Not only was this method inhumane, according to many animal rights activists, but it was also often ineffective. When feral cats were removed from a particular territory, others would simply move in and claim it, Schifano says. In 2019, Orange County Animal Services began using a newly popularized method called Trap-Neuter-Release (TNR), where feral cats are captured, neutered, and then released. Research shows it’s a much more effective way to manage feral cat populations, Schifano says, and the county is already seeing the effects. Last year, the shelter saw 323 cats (which otherwise would have been killed) go through the TNR program. This year they have seen 207 cats so far.
In the long term, Schifano hopes to see fewer than 100 feral cats roaming Orange County.
When it comes to the Working Barn Cat program, there’s no strict screening process, but prospective parents should be able to provide cats with food, water and some sort of outdoor shelter, Fox says. . This shelter should be able to protect the cats from the elements and have dry, warm places, perhaps with a barn or straw as insulation. Cats also need a place to climb to avoid predators like large dogs or coyotes.
A cat that was successfully adopted went to a heated garage.
“[The owners] really just kind of fell in love with this cat. He had the sweetest face, but he was really unpredictable with humans, people trying to touch him,” Fox says. “Turns out he was doing fine in that heated garage in the winter. Then in the summer [the owners] just let it have regular ventilation.
Likewise, at the animal shelter, Alvin, Simone and Theodore were “very responsive,” Fox says. “But once they got into an environment that they were more comfortable with, where they could live more on their terms, they got really friendly and even wanted to let people pet them.”
That won’t always happen with semi-feral cats, Fox says. In fact, even with daily food and water, they sometimes run away. In these cases, the shelter is happy to allow people to try again with one of their other cats.
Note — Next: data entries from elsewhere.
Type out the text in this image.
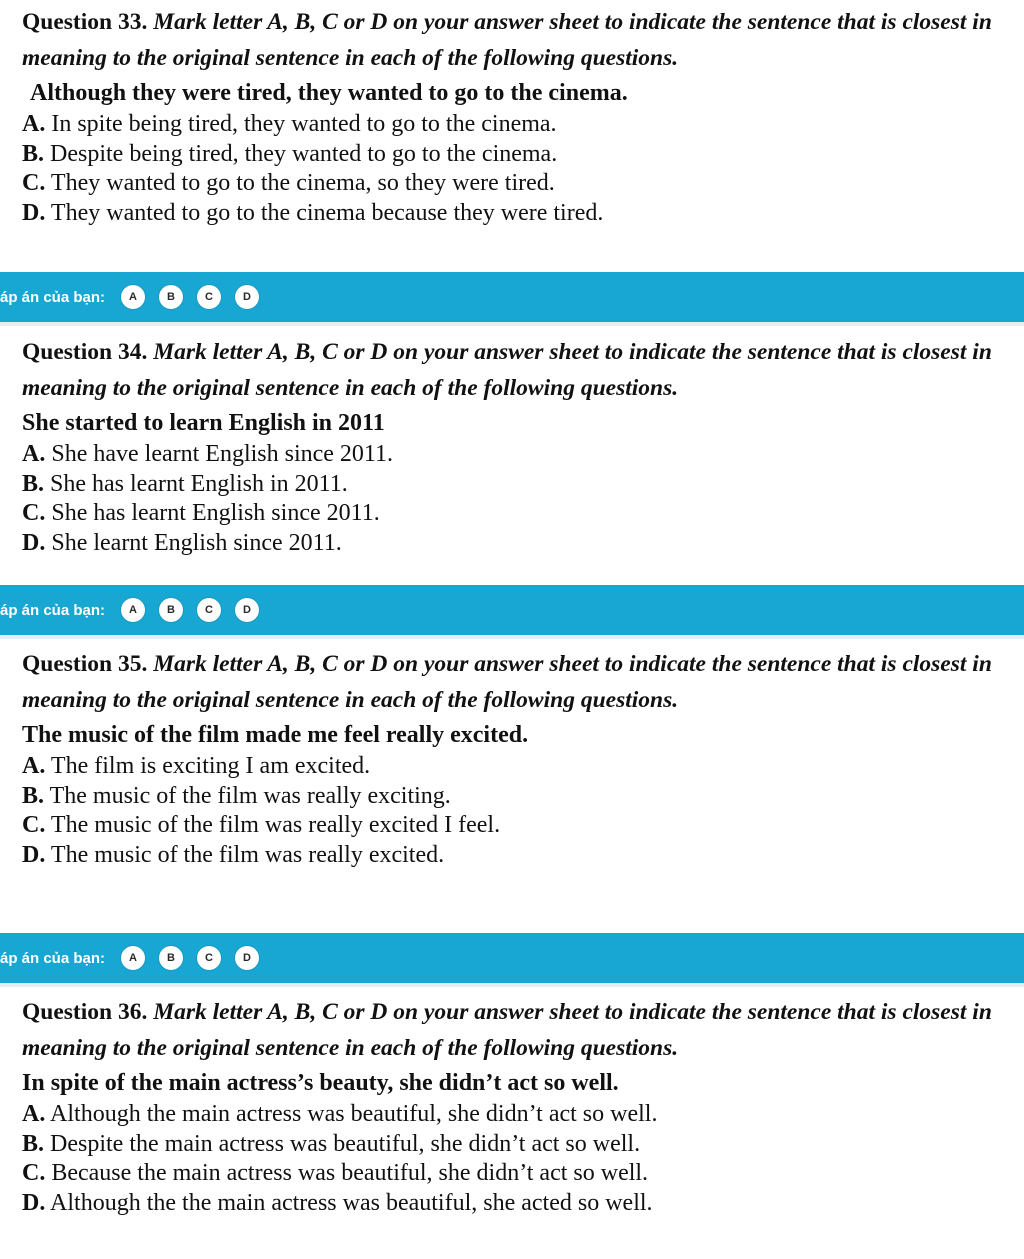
Question 33. Mark letter A, B, C or D on your answer sheet to indicate the sentence that is closest in meaning to the original sentence in each of the following questions.

Although they were tired, they wanted to go to the cinema.

A. In spite being tired, they wanted to go to the cinema.

B. Despite being tired, they wanted to go to the cinema.

C. They wanted to go to the cinema, so they were tired.

D. They wanted to go to the cinema because they were tired.

áp án của bạn:	A	B	C	D

Question 34. Mark letter A, B, C or D on your answer sheet to indicate the sentence that is closest in meaning to the original sentence in each of the following questions.

She started to learn English in 2011

A. She have learnt English since 2011.

B. She has learnt English in 2011.

C. She has learnt English since 2011.

D. She learnt English since 2011.

áp án của bạn:	A	B	C	D

Question 35. Mark letter A, B, C or D on your answer sheet to indicate the sentence that is closest in meaning to the original sentence in each of the following questions.

The music of the film made me feel really excited.

A. The film is exciting I am excited.

B. The music of the film was really exciting.

C. The music of the film was really excited I feel.

D. The music of the film was really excited.

áp án của bạn:	A	B	C	D

Question 36. Mark letter A, B, C or D on your answer sheet to indicate the sentence that is closest in meaning to the original sentence in each of the following questions.

In spite of the main actress’s beauty, she didn’t act so well.

A. Although the main actress was beautiful, she didn’t act so well.

B. Despite the main actress was beautiful, she didn’t act so well.

C. Because the main actress was beautiful, she didn’t act so well.

D. Although the the main actress was beautiful, she acted so well.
Often, however, pets are happy to stay safe in a new, outdoor home and even do a little work.
The Hengstenbergs first turned to the Working Barn Cat program to solve their mouse problem. In addition to rescuing alpacas, the couple raise chickens, which are housed in a nearby chicken coop in the barn. Every night, they spotted some 30 or 40 mice on an outdoor camera, flocking to feed the chickens.
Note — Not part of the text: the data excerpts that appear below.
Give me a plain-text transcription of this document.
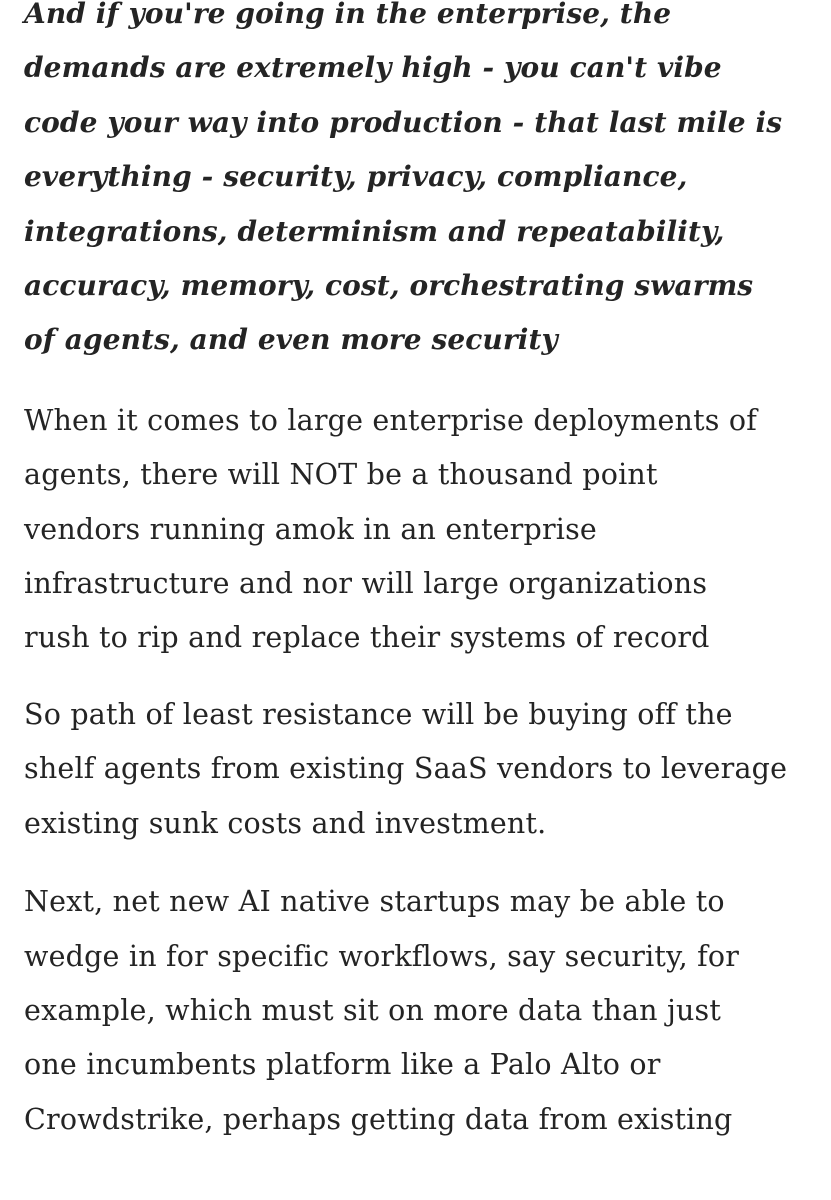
And if you're going in the enterprise, the
demands are extremely high - you can't vibe
code your way into production - that last mile is
everything - security, privacy, compliance,
integrations, determinism and repeatability,
accuracy, memory, cost, orchestrating swarms
of agents, and even more security

When it comes to large enterprise deployments of
agents, there will NOT be a thousand point
vendors running amok in an enterprise
infrastructure and nor will large organizations
rush to rip and replace their systems of record

So path of least resistance will be buying off the
shelf agents from existing SaaS vendors to leverage
existing sunk costs and investment.

Next, net new AI native startups may be able to
wedge in for specific workflows, say security, for
example, which must sit on more data than just
one incumbents platform like a Palo Alto or
Crowdstrike, perhaps getting data from existing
“We were looking at the camera at night and the ground was almost moving. It was disgusting,” Barbara says. “But I swear to God, the day [the cats] out of the workshop, they took care of the mice. It was amazing. I think they scared off most of them. We didn’t find any remains, but we never had another mouse in there. They are good workers.
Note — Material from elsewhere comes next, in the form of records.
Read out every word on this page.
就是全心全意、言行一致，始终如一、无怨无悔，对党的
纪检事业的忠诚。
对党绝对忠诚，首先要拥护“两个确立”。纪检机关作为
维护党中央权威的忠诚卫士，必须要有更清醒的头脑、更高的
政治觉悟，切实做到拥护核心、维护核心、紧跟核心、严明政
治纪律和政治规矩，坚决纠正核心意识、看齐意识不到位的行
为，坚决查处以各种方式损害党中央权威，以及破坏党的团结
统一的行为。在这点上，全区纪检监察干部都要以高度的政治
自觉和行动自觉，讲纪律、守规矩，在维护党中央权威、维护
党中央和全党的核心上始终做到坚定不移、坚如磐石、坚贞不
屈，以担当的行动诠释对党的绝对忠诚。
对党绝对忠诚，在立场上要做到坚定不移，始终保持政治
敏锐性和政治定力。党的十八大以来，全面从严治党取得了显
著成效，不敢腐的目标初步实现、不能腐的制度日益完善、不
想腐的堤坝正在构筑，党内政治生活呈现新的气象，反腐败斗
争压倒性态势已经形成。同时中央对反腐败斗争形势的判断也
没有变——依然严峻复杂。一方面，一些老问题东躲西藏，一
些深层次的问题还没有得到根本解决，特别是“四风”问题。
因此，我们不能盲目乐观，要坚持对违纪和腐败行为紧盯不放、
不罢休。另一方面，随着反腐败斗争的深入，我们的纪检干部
The Hengstenbergs care deeply about their animals, especially their rescues. The alpacas they raise are all from bad situations, suffering from terrible injuries, deadly diseases or simply left for dead. Likewise, Alvin, Simone and Theodore came to the couple in poor condition. The cats had been treated for fleas, vaccinated, neutered and neutered at the animal shelter, but life on the streets left its mark. Seeing the cats as they are now — playful, social, and with lovely long fur coats — is its own reward, Barbara says.
As retirees, Bill and Barbara don’t have too many obligations. They moved from Connecticut to North Carolina about three years ago, where they also had a farm. Now they spend their golden years sitting outside, caring for their animals and pursuing their hobbies. Barbara paints, while Bill works on wood. And of course, they have a million stories about cats: the way the three of them cuddle around Bill’s legs when he heats up their food. The strange places Théodore travels during the day. The time Simone got stuck on the gazebo roof.
“We don’t have children, so these [animals] are our children,” says Barbara. “It’s our retreat. We clean their enclosures. We go in and talk to them. They are very peaceful.